World stands united against nuclear threat

A general view of the opening plenary of the Nuclear Security Summit at the Walter E. Washington Convention Center on Apri1 1, 2016 in Washington, DC.

World leaders at the Nuclear Security Summit in Washington have reaffirmed their commitment to countering nuclear terrorism and proliferation, with the budding nuclear ambitions of the Islamic State in Iraq and Syria (ISIS) militant group topping the list of concerns.

In a joint communique released after the summit on Friday, the more than 50 leaders highlighted nuclear terrorism as "one of the greatest challenges to international security" and pledged to co-operate to combat it.

"More work remains to be done to prevent non-state actors from obtaining nuclear and other radioactive materials, which could be used for malicious purposes. We commit to fostering a peaceful and stable international environment by reducing the threat of nuclear terrorism and strengthening nuclear security," the communique said.

Speaking at the first plenary session of the day, Prime Minister Lee Hsien Loong said that while it was not the most imminent threat - no terror group has yet obtained a nuclear device - it was a "plausible and believable" one. He cited an article published in an ISIS magazine last year which highlighted a scenario where ISIS purchased a nuclear device from the black market to launch a major attack. "It shows their intent, and it is a threat which countries must take seriously."

He also outlined Singapore's efforts to minimise the threat, including stringent border checks. "The things we are going to do, we need to do anyway," he told Singapore media after the summit. "That is to deal with the ideology of extremist groups, deal with the operational aspects of it, to identify the people before they can do anything... The nuclear part of it is something we are working on with other countries so when it comes to tracking the movement of material through Singapore, we have been doing our part."
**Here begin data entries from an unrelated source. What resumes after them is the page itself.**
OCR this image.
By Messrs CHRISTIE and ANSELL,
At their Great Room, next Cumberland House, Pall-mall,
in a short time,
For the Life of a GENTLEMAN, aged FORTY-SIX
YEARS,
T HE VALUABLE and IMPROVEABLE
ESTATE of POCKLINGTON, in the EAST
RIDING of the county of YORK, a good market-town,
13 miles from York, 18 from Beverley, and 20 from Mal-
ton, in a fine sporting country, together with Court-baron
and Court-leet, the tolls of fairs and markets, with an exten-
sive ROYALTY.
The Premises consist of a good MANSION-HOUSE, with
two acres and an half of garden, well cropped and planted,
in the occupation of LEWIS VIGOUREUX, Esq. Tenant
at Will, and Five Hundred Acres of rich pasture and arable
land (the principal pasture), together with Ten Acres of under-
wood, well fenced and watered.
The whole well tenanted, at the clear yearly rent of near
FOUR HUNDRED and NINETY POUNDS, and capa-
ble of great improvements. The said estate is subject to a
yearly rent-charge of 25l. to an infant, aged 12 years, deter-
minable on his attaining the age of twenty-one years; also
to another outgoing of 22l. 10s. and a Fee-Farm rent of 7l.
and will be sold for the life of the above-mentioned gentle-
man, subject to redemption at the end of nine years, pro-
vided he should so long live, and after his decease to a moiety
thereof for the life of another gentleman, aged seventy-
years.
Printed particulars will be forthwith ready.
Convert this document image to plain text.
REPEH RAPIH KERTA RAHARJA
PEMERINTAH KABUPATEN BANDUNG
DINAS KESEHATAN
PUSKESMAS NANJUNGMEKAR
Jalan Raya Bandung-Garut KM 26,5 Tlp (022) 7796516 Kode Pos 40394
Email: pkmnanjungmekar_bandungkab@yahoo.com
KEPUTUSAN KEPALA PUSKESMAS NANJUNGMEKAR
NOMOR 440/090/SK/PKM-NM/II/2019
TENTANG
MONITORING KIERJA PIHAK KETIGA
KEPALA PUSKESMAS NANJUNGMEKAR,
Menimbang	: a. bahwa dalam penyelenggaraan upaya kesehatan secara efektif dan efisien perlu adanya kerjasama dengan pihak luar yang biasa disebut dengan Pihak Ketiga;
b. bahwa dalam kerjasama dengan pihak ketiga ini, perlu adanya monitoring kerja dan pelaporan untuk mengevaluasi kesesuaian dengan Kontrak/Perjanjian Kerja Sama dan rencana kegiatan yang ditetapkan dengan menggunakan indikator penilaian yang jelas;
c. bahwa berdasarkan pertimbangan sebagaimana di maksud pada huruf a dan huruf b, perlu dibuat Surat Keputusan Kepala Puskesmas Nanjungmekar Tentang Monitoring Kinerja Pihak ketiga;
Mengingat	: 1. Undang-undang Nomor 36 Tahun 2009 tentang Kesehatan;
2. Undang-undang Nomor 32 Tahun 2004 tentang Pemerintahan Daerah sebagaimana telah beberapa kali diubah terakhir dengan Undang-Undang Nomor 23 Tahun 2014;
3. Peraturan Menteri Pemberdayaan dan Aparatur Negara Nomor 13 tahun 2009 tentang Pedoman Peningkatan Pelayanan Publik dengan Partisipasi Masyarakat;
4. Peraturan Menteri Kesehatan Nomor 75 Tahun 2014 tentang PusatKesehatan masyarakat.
In his speech at the plenary session, Chinese President Xi Jinping urged nations to further strengthen the global nuclear security architecture. "It is necessary to assess the international nuclear terrorism situation on a regular basis," he said. "We must build international consensus on enhanced nuclear security."

In opening the event, US President Barack Obama warned: "There is no doubt that if these madmen ever got their hands on a nuclear bomb or nuclear material, they most certainly would use it to kill as many innocent people as possible," he said. "It would change our world."

The summit took place amid growing fears of nuclear terrorism. In the weeks leading up to the summit, it was discovered individuals involved in the Paris and Brussels attacks had filmed a senior manager working at a Belgian nuclear facility.

And though the summit - an initiative of the Obama administration - will likely be the last, the group laid out action plans for organisations like the UN and Interpol.

Said Dutch Prime Minister Mark Rutte: "This summit is not the end of our quest to make the world safe from nuclear terrorism. The five organisations to which we pass the torch today can count on our continued support and commitment."

PM Lee, who is concluding a week-long working visit to the US, had meetings with leaders on the sidelines of the summit, including Mr Rutte, Thai Prime Minister Prayut Chan-o-cha and Malaysian deputy premier Ahmad Zahid Hamidi. The Prime Minister's Office said the Thai PM has accepted an invitation to deliver the Shangri-La Dialogue keynote speech in Singapore this year.